I'd been to the State Correctional Institution at Muncy before, courtesy of several female clients of mine who were still serving out their sentences. It was a forbidding place, even to a lawyer accustomed to the reality of prison life. All women sentenced in Pennsylvania went to the diagnostic classification center at Muncy, and then either stayed on to serve out their sentence or got moved to the minimum security institution at Cambridge Springs in Erie. But at the very least, Katie would spend four to six weeks here, and I wanted her to see what she was getting herself into.
The warden, a man with the unfortunate name of Duvall Shrimp and the more unfortunate habit of staring at my breasts, gladly ushered us into his office. I gave no explanations for Katie, no matter how odd it seemed to have a young Amish girl sitting next to me while I asked for a generic tour of the facility, and to Duvall's credit, he didn't ask. He led us through the control booth, where the barred door slammed shut behind Katie and made her draw in her breath.
The first place he took us was the dining hall, where long tables with benches framed a center aisle. A straggly line of women moved like a single snake at the serving counter, picking up trays filled with unappetizing lumps in different shades of gray. "You eat in the hall," he said, "unless you're in the restricted housing unit for disciplinary behavior, or one of the capital case inmates. They eat in their cells." We watched factions of prisoners separate to different tables, eyeing us with undisguised curiosity. Then Duvall led us up a staircase, into the block of cells. A television mounted at the end of the hallway cast a puddle of colored light over the face of one of the women, who dangled her arms through the bars of the cell and whistled at Katie. "Whoo-ee," she catcalled. "Ain't you a little early for Halloween?"

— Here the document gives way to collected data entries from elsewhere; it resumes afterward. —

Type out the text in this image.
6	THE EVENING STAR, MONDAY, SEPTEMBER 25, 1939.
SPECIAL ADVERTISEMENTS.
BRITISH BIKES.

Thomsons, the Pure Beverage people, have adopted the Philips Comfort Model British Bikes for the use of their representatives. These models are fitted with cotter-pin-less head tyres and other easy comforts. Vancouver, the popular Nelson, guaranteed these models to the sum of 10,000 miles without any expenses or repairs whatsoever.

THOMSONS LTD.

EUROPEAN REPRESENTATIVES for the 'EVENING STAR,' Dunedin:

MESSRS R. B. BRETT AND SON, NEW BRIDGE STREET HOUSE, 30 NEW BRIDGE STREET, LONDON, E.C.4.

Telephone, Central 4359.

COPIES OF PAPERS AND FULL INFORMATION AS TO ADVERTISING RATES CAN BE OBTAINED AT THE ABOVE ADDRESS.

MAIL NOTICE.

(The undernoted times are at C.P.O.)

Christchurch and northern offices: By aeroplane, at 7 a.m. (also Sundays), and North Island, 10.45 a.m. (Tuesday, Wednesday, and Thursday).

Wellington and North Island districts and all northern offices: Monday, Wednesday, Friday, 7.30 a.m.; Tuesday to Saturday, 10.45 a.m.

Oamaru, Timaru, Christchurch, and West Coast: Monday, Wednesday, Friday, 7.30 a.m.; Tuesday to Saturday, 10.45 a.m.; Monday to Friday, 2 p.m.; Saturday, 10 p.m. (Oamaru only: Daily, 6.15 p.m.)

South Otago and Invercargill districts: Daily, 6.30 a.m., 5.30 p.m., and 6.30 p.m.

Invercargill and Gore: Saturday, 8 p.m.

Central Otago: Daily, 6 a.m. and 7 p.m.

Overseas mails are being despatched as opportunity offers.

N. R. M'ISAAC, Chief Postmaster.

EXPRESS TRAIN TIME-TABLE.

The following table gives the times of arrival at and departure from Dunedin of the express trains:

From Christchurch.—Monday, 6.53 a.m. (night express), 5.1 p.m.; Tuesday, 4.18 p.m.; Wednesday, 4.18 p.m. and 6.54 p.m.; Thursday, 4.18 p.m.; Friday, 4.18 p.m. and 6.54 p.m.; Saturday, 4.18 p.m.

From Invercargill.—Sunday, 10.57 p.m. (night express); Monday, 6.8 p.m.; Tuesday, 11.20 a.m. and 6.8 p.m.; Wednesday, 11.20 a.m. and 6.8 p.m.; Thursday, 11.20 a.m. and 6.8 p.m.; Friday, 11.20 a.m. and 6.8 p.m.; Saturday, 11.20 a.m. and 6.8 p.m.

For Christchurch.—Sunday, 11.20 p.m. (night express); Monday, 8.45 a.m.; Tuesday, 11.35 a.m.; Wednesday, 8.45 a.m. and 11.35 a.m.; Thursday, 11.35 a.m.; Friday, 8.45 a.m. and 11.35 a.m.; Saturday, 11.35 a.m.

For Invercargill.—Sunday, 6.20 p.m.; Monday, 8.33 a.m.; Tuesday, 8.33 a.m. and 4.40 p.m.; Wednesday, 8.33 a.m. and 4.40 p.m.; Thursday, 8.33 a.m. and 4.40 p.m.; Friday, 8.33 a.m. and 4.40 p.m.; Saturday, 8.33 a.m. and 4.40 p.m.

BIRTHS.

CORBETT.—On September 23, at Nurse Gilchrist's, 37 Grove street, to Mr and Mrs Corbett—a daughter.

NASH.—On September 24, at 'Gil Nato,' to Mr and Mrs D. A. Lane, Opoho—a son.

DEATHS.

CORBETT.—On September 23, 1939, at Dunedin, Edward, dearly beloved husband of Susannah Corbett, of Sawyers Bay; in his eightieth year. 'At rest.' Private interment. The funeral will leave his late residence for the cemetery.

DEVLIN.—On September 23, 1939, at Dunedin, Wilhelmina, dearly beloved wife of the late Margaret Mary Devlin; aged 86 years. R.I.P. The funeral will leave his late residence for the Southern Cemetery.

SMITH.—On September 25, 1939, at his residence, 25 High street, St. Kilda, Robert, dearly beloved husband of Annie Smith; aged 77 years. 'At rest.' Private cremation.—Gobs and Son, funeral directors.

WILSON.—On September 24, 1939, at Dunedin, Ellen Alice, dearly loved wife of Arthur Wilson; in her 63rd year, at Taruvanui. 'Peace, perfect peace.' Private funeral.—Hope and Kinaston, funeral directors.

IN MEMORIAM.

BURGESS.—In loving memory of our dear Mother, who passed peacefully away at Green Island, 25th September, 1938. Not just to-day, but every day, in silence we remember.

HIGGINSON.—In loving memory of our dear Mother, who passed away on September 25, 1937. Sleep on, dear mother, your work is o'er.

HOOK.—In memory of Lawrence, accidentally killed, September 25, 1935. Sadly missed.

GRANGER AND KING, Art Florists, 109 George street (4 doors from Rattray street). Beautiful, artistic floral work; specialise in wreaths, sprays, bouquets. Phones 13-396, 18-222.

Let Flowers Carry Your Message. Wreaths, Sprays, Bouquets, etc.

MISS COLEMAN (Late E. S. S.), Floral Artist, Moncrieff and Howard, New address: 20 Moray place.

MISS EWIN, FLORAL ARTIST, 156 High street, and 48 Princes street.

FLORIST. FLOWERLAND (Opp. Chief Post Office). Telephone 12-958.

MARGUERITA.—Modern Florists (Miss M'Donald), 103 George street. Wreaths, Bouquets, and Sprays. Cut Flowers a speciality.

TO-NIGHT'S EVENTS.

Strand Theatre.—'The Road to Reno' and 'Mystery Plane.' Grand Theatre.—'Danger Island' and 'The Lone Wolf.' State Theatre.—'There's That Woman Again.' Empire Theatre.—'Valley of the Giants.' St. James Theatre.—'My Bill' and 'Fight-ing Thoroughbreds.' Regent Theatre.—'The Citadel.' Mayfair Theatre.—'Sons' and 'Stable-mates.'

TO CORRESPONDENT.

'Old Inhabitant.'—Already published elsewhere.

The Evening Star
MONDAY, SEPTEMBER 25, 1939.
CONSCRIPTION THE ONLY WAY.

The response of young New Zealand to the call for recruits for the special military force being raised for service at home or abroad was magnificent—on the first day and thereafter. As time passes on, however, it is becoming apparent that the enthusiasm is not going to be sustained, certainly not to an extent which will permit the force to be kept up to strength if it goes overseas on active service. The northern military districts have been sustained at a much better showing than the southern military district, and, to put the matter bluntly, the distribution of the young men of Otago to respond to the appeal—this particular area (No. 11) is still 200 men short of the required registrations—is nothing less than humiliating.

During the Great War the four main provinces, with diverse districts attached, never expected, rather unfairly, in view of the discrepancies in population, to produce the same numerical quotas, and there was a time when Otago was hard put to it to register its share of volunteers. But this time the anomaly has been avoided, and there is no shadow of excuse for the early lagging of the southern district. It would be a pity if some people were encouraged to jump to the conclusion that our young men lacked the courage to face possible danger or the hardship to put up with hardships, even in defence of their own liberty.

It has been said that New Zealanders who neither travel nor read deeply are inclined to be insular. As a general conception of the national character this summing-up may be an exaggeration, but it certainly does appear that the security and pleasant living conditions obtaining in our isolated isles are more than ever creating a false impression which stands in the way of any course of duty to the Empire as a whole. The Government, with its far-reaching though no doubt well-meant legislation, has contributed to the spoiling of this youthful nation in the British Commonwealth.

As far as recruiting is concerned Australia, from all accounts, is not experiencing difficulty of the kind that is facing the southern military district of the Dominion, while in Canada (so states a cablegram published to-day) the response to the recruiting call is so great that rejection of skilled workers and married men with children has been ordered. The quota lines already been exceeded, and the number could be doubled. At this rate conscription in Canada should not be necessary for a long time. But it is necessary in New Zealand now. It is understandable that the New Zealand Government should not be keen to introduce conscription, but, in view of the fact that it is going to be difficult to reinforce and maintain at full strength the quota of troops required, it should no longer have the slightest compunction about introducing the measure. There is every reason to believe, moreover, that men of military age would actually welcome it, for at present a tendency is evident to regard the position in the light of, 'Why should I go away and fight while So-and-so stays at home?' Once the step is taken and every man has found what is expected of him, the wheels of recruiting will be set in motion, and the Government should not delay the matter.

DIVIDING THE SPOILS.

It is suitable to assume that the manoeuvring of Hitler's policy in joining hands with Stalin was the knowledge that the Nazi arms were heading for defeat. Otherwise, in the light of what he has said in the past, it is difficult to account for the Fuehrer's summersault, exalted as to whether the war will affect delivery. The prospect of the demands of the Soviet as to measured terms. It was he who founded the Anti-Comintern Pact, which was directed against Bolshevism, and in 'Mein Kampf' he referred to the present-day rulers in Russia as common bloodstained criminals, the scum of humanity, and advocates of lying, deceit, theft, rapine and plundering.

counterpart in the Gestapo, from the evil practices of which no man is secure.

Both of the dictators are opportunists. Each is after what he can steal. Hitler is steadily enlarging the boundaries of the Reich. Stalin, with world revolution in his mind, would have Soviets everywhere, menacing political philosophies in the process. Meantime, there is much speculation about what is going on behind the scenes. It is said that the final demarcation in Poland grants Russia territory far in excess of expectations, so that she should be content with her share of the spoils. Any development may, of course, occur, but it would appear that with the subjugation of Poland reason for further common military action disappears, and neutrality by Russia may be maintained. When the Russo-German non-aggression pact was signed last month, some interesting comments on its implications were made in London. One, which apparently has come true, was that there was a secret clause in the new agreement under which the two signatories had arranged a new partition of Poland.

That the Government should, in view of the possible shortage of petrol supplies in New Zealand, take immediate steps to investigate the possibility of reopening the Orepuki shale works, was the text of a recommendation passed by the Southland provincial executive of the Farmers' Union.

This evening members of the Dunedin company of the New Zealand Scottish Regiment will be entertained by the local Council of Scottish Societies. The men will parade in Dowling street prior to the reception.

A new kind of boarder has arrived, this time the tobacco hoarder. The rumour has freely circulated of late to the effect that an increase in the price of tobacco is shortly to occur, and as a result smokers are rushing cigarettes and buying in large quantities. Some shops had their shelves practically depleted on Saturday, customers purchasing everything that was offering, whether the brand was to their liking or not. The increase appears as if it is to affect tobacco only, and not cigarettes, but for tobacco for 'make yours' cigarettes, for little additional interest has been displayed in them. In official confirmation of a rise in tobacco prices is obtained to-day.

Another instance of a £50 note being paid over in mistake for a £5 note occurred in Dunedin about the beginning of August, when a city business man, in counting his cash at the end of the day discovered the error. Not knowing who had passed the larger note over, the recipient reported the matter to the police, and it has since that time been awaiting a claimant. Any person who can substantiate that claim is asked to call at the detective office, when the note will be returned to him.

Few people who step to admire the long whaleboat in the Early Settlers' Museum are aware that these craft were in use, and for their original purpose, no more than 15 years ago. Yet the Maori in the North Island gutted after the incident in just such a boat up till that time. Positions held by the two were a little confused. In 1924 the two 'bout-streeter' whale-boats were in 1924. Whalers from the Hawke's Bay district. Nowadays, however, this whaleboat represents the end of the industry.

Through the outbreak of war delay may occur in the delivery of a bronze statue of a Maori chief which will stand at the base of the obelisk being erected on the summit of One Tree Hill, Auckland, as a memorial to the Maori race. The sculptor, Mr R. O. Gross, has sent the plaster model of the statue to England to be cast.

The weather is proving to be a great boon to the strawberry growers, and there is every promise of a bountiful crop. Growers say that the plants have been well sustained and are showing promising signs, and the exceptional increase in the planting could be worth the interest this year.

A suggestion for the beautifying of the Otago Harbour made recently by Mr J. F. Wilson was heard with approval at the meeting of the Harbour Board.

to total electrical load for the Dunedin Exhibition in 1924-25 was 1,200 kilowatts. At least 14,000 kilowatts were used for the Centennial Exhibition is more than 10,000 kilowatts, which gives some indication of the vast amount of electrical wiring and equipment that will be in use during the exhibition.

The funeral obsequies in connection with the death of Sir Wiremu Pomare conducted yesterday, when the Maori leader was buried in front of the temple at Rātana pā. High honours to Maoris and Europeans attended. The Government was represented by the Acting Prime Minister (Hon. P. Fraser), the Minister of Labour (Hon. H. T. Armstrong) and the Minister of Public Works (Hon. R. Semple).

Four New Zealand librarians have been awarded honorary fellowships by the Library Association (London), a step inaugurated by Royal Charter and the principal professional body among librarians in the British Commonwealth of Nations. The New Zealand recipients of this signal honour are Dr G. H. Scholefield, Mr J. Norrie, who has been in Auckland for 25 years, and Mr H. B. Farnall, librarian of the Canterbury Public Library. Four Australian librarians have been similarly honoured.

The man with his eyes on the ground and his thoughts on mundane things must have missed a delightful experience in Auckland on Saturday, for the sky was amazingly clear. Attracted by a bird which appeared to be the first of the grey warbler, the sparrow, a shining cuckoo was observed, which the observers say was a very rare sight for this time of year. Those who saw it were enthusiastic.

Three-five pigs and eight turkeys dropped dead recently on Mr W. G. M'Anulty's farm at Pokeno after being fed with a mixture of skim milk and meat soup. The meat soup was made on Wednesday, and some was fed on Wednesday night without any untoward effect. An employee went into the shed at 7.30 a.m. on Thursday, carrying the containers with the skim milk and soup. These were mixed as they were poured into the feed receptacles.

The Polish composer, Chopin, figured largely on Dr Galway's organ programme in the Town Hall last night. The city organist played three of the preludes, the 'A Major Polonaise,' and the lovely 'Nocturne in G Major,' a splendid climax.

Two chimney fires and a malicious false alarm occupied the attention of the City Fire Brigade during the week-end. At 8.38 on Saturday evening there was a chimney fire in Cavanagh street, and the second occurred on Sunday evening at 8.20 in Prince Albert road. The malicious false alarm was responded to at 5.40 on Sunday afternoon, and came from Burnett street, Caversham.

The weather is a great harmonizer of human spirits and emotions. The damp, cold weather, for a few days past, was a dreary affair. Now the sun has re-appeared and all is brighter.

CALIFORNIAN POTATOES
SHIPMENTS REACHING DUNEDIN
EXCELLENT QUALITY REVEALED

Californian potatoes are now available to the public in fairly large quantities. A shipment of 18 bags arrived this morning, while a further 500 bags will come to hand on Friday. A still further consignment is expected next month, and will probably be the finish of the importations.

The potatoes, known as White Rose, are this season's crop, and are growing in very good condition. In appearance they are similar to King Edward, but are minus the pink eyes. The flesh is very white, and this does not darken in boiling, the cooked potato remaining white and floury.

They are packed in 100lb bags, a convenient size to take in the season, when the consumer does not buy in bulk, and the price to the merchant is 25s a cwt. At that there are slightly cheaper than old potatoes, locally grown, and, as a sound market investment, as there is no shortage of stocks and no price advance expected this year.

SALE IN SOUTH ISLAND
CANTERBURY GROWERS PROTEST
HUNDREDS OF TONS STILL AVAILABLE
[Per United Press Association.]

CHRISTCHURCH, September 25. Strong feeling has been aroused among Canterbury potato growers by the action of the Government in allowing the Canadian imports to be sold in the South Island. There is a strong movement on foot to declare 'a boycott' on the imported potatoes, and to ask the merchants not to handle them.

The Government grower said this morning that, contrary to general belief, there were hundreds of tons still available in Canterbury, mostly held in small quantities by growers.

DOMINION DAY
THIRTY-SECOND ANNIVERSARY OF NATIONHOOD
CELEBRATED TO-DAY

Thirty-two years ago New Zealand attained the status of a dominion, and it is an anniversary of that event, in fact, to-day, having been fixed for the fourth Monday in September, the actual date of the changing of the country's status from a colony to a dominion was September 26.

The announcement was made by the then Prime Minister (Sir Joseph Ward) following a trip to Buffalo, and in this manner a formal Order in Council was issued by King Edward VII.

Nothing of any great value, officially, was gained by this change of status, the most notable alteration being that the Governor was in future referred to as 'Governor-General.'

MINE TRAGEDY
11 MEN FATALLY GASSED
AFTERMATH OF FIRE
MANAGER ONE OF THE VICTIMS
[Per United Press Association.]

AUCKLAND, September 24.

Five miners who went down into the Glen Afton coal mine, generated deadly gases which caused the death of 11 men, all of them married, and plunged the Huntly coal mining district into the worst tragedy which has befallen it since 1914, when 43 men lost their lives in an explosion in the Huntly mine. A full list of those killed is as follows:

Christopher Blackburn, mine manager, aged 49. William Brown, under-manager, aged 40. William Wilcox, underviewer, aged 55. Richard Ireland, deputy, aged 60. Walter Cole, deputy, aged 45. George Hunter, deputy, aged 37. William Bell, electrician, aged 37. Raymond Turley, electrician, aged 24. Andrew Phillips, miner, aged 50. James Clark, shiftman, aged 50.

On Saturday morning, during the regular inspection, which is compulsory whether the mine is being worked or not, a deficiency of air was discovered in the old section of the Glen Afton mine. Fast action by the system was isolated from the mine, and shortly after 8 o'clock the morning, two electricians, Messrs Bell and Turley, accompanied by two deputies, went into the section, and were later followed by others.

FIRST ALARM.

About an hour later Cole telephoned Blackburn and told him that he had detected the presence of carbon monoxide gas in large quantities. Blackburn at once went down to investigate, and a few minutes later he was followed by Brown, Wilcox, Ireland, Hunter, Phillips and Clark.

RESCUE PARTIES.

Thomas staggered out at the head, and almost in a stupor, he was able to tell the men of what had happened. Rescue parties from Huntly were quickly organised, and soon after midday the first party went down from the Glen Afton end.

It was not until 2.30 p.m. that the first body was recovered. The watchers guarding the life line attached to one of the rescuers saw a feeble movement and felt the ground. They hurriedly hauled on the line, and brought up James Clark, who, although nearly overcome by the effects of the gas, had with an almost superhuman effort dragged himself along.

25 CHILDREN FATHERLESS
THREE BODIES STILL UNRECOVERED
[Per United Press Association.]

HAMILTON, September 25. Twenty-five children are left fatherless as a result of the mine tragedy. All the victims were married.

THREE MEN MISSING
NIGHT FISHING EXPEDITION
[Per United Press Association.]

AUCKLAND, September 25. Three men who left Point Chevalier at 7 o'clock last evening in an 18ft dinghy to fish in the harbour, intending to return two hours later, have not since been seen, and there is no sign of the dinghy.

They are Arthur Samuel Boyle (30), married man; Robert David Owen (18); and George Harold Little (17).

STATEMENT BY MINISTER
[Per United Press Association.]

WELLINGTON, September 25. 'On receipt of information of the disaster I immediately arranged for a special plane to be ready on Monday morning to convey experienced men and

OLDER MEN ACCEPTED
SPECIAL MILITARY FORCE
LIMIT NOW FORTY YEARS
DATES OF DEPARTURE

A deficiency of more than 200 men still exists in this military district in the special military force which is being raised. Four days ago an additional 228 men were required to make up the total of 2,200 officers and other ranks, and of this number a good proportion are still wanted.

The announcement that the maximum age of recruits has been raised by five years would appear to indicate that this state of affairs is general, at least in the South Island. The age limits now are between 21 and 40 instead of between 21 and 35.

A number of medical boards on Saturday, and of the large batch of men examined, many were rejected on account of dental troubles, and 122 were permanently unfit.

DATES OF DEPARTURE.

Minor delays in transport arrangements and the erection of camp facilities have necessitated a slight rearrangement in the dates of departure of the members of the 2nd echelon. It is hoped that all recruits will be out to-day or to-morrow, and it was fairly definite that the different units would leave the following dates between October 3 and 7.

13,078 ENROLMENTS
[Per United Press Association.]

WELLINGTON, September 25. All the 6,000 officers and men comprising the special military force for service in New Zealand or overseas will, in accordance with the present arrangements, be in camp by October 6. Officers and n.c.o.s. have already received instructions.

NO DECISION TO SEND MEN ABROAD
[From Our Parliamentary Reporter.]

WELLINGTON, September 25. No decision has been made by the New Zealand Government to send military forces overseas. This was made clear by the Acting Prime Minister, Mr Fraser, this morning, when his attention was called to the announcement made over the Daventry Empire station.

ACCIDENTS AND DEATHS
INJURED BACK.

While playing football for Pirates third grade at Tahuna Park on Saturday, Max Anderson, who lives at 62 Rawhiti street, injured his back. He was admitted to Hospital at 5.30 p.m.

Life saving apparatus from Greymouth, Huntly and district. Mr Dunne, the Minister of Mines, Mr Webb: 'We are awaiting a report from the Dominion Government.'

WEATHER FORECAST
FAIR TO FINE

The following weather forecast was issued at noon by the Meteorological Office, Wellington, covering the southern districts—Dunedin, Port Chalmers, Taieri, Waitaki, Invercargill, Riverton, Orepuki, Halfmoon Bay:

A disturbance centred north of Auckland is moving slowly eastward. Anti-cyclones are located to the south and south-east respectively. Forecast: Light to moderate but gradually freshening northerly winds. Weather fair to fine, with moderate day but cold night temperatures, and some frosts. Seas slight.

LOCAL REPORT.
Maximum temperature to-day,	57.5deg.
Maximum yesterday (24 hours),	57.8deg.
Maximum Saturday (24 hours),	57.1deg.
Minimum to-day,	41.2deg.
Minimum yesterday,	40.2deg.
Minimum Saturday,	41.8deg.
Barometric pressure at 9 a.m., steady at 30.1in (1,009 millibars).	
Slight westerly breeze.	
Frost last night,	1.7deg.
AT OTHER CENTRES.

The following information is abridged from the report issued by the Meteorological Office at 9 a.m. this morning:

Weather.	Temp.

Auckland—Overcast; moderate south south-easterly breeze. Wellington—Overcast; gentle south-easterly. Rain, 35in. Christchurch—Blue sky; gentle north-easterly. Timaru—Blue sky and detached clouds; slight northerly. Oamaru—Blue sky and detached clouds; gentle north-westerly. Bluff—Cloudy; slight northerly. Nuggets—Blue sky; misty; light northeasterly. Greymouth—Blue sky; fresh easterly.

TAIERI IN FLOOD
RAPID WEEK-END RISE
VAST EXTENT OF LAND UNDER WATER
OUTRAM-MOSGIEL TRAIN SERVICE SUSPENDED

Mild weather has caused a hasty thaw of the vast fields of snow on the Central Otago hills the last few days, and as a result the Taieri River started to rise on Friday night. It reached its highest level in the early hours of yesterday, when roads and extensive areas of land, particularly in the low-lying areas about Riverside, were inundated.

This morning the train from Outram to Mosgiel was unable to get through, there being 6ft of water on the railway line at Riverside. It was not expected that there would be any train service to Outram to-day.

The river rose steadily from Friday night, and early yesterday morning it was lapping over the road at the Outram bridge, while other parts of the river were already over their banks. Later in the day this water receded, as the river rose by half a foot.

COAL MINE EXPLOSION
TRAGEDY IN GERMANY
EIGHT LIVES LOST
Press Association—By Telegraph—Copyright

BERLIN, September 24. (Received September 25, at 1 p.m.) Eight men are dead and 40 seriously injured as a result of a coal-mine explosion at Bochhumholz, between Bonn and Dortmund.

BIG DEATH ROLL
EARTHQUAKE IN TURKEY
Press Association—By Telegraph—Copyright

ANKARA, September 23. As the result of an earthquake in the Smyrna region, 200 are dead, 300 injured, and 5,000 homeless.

Other prisoners laughed and snickered, brazenly standing in their tiny cages like exhibits in a circus sideshow. They stared at Katie as if she was the one on display. As she walked past the last cell in the row, whispering a prayer beneath her breath, a prisoner spat, the small splat landing just beside Katie's sneaker.
In the exercise yard, Duvall grew chatty. "Haven't seen you around. You been defending men instead of women?"
"About even. You haven't seen me around because my clients get acquitted."
He jerked his chin in Katie's direction. "Who's she?"
I watched her walk the perimeter of the empty yard, stop at the corner, and view the sky, framed as it was by curls of razor wire. In the tower above Katie's head were two guards, holding rifles. "Someone who believes in seeing the property before signing the lease," I said.
Katie approached us, pulling her shawl more tightly around her shoulders. "That's all," Duvall said. "Hope it was everything you thought it was cracked up to be."
I thanked him and ushered Katie back to the parking lot, where she got into the car and sat in absolute silence for most of the two-hour trip. At one point she fell asleep, dreamed, and whimpered quietly. Keeping one hand on the wheel, I used the other to smooth her hair, soothe her.
Katie woke up as we got off the highway in Lancaster. She pressed her forehead to the window and said, "Please tell George Callahan that I do not want his deal."
I finished the last words of my opening argument with a flourish and turned at the sound of clapping. "Excellent. Direct and persuasive," Coop said, coming forward from the shadows in the barn. He gestured at the lazy cows. "Tough jury, though."
I could feel heat rising to my cheeks. "You're not supposed to be here."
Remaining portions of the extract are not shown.